Al día siguiente ve a Jesús venir hacia él y dice: He ahí el Cordero de Dios que quita el pecado del mundo.

El Cordero de Dios. Estamos familiarizados con esta expresión; la repetimos varias veces en la misa. Pero la verdad es que nos dice bastante poco. Sí que decía mucho a quienes oyeron hablar así al Bautista. La imagen del cordero encerraba para ellos un significado enorme. Por una parte, el cordero simbolizaba al Siervo de Dios que fue oprimido y Él se humilló y no abrió la boca. Como un cordero al degüello era llevado (Is 53, 7). Por otra parte, hacía pensar en el cordero pascual que liberó al pueblo de Israel de la esclavitud de Egipto (Ex 12).

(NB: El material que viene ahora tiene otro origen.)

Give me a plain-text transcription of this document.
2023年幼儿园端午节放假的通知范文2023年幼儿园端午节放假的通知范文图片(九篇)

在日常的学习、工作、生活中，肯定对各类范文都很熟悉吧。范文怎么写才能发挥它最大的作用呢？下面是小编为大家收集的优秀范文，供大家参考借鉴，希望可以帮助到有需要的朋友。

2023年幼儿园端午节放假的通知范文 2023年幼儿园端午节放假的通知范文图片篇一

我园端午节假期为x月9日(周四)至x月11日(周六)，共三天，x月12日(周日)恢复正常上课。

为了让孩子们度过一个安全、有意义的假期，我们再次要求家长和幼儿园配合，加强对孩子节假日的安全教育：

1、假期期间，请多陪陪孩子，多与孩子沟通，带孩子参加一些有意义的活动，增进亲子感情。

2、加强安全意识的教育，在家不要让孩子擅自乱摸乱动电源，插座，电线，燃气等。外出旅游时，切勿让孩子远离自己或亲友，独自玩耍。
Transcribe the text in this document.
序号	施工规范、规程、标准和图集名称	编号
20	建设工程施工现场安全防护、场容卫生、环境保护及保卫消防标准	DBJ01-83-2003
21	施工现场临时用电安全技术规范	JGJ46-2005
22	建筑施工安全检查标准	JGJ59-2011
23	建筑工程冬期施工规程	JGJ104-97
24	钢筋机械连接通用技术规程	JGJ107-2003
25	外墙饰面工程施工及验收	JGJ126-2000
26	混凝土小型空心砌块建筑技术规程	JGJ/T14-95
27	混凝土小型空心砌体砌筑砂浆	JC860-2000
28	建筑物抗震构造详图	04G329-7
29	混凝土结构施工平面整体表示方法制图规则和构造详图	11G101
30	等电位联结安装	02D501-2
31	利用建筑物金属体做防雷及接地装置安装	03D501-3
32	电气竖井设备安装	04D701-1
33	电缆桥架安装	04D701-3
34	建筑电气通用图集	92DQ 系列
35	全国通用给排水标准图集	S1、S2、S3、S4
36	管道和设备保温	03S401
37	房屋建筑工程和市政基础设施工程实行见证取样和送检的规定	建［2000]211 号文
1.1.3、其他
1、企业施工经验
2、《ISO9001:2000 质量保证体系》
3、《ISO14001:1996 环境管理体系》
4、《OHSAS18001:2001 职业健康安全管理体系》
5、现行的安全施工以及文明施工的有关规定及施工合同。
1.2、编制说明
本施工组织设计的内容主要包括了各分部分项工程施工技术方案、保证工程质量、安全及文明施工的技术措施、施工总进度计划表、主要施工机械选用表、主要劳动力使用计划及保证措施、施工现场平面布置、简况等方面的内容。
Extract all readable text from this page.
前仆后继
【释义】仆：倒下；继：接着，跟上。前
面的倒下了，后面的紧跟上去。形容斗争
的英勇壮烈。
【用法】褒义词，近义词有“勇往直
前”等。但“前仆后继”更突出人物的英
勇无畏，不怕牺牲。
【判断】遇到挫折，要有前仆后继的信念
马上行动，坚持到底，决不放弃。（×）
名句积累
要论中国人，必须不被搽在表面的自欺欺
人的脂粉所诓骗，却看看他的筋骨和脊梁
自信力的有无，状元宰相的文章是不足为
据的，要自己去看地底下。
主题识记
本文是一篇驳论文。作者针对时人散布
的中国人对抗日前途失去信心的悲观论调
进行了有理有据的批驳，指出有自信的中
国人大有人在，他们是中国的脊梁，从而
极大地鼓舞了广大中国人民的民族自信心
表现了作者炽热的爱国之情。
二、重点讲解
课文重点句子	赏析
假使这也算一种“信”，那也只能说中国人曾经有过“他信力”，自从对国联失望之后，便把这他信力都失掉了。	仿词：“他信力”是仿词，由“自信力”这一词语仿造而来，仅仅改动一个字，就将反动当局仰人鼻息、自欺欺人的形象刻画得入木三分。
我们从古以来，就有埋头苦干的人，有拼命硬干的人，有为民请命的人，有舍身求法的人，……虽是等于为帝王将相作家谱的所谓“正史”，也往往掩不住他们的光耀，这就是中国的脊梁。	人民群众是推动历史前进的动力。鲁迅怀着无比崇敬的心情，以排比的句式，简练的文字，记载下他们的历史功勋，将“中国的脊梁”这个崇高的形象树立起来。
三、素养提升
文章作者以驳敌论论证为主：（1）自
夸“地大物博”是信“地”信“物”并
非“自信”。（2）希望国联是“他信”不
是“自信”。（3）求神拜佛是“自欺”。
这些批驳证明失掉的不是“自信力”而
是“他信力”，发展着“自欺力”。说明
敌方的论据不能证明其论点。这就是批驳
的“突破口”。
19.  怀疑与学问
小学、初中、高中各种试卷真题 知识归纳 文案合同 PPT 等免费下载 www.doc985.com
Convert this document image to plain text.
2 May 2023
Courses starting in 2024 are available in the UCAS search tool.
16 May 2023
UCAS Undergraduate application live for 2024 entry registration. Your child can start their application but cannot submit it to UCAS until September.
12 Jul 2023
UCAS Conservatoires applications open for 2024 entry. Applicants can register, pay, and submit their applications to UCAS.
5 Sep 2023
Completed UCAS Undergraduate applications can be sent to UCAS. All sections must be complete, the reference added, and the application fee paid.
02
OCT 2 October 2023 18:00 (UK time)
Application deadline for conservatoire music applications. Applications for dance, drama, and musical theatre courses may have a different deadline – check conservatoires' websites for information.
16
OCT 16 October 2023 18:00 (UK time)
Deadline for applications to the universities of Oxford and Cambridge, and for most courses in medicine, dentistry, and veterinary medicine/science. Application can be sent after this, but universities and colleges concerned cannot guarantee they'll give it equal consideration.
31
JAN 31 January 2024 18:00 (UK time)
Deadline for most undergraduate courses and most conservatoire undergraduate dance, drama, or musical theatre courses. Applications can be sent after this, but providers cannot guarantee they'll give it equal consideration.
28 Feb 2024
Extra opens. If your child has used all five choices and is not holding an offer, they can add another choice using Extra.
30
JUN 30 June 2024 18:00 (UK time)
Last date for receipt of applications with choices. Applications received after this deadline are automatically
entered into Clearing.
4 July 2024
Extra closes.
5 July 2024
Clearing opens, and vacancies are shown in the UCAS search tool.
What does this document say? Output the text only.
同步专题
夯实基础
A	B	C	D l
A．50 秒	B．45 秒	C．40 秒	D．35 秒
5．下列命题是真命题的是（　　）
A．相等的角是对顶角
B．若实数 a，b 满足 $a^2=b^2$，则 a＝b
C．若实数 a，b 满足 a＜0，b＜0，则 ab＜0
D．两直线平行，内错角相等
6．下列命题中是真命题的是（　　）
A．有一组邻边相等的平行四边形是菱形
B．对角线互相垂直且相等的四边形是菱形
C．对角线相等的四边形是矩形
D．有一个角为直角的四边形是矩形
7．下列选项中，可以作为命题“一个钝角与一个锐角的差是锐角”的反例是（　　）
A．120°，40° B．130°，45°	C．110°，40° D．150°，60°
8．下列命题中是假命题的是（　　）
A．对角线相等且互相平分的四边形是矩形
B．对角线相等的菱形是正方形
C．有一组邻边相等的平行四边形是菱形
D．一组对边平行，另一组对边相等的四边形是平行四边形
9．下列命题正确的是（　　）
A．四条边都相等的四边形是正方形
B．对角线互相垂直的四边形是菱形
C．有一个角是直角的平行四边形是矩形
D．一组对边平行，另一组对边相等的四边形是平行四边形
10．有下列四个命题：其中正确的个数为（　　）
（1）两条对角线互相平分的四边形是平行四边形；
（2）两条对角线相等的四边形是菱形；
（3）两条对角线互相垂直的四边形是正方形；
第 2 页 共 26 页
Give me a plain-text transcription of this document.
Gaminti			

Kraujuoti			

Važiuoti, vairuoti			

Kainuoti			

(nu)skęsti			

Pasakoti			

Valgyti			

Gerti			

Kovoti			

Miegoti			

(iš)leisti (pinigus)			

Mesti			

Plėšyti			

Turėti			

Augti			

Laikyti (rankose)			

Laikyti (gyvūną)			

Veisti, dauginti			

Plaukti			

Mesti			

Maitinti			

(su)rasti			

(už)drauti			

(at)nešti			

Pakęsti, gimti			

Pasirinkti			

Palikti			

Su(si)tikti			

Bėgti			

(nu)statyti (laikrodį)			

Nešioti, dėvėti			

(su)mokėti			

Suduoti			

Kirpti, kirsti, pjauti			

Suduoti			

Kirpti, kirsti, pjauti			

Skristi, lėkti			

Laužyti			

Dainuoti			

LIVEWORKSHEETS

Que quita el pecado del mundo. Esto sí que debe decirnos mucho y debe producir en nosotros un espléndido impacto. Para ello será oportuno añadir algunos sinónimos al verbo quitar. Si cuando decimos quitar, pensamos en eliminar o aniquilar, entonces el impacto es más fuerte. Diremos, pues, interiormente: Cordero de Dios que quitas y eliminas y aniquilas el pecado del mundo y todos mis pecados, ten piedad de nosotros y así danos tu paz; la paz que nos llega desde la seguridad de tu misericordia y de tu perdón.

El pecado del mundo. Lo dice en singular. Abarca todo pecado: el original, el social, el personal. Quita y elimina y aniquila todo aquello que nos hace daño; todo aquello con que nos lastimamos a nosotros mismos; todo aquello que nos hace opacos a la luz; todo aquello que nos priva de saborear la vida, la paz, la libertad.

Todos somos pecadores. Soy pecador. Debo reconocerlo con la mayor naturalidad. Entendiendo que si me reconozco pecador, aunque no me vea capaz de superar el pecado, estoy en el buen camino, porque el pecado no se ha apoderado de mí. Entendiendo también que el verdadero causante de la cruz de Jesús no es mi pecado, sino el amor de Dios, llevado hasta el extremo precisamente en la cruz.